Chapter 2 is a literature study that presents the general trend and an overview of the risks in home-ownership. It particularly discusses the government mortgage guarantee and tax deduction, among other factors, which contribute to home-ownership in the Netherlands. Mortgage default risk and house price risk, which are the two important risks from the perspective of the home-owners are also discussed in the context of the Dutch market.
Chapter 3 investigates the house price diffusion mechanism between the twelve provinces in the Netherlands. The methodology adopts a new Bayesian graphical approach which enables a data-driven identification of the important regions where the diffusion may predominantly emerge. Using quarterly house price indexes, the findings suggest that house price diffusion exists in the Netherlands with a pattern varying over the period of time. Focusing specifically on the period prior to the 2007-2008 Global Financial Crisis (GFC), the house price diffusion predominantly originated from Noord-Holland.
House prices in Amsterdam – the capital and an important economic hub of the Netherlands, are more likely to diffuse to other parts of the country. Thus in Chapter 4, attention is paid to the house price diffusion pattern from the capital Amsterdam to the other Dutch regional housing markets. The Granger causality and cointegration techniques are used, while controlling for the important house price fundamentals. The results suggest a possible house price diffusion existing from Amsterdam to all regions in the Netherlands except for Zeeland.

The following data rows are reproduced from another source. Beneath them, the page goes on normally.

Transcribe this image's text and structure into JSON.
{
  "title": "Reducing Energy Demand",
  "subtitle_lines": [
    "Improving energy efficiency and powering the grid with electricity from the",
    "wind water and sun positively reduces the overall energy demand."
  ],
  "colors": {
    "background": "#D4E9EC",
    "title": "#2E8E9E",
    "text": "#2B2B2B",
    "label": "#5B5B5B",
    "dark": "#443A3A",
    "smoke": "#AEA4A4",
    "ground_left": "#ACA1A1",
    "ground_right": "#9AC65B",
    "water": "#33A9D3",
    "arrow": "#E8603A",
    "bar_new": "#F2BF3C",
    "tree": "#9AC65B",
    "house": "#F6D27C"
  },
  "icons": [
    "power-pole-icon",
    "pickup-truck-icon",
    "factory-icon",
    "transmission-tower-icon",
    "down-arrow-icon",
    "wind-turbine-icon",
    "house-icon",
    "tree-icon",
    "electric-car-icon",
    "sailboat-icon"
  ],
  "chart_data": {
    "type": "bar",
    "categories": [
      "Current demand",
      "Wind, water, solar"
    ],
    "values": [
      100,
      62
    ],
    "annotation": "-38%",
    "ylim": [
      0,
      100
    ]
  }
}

The strongest long-run impact of Amsterdam house price diffusion potentially occur in Utrecht.
As one of the largest and most dynamic in the Netherlands, the Amsterdam housing market is itself an interesting case study. One part of Chapter 5, therefore, deals with the diffusion pattern by studying the spatial interrelationships between house prices in Amsterdam. The other part of the chapter studies the house price risks. Using the Granger causality test, a general causal flow of house prices is observed from the central business districts to the peripherals. Simple statistics similarly reveal that house prices grow faster and are more risky in the central business districts than those on the peripherals of the city.
Chapter 6 is concerned with the efficiency and loss coverage of the index-based home-value insurance scheme. It proposes a modification of the index-based home-value insurances policy, which seeks to reduce the large idiosyncratic residual house price risks. The modification uses aggregate measures of the reference index. Using the hedonic and repeated sales indexes, the empirical analysis suggests the proposed modified scheme is highly efficient and may eliminate up to 70% of the residual risks.
In general, the dissertation adopts innovative empirical methodological approach that combines standard statistical analyses and more recent and complex econometric modelling techniques in the study of the diffusion and risks of house prices in the Netherlands. The application of the graphical approach to the study of diffusions particularly in Chapter 3, is the first of its kind in the context of the housing market.
Furthermore, this dissertation is among the first to entirely provide a comprehensive analysis and the much needed body of knowledge regarding the house price diffusion and risks for the highly regulated Dutch housing market. The results have important policy implications and applications for households, commercial investors and financial institutions in the Netherlands. The results may also generally apply and replicable in other countries and economies with similar housing market conditions.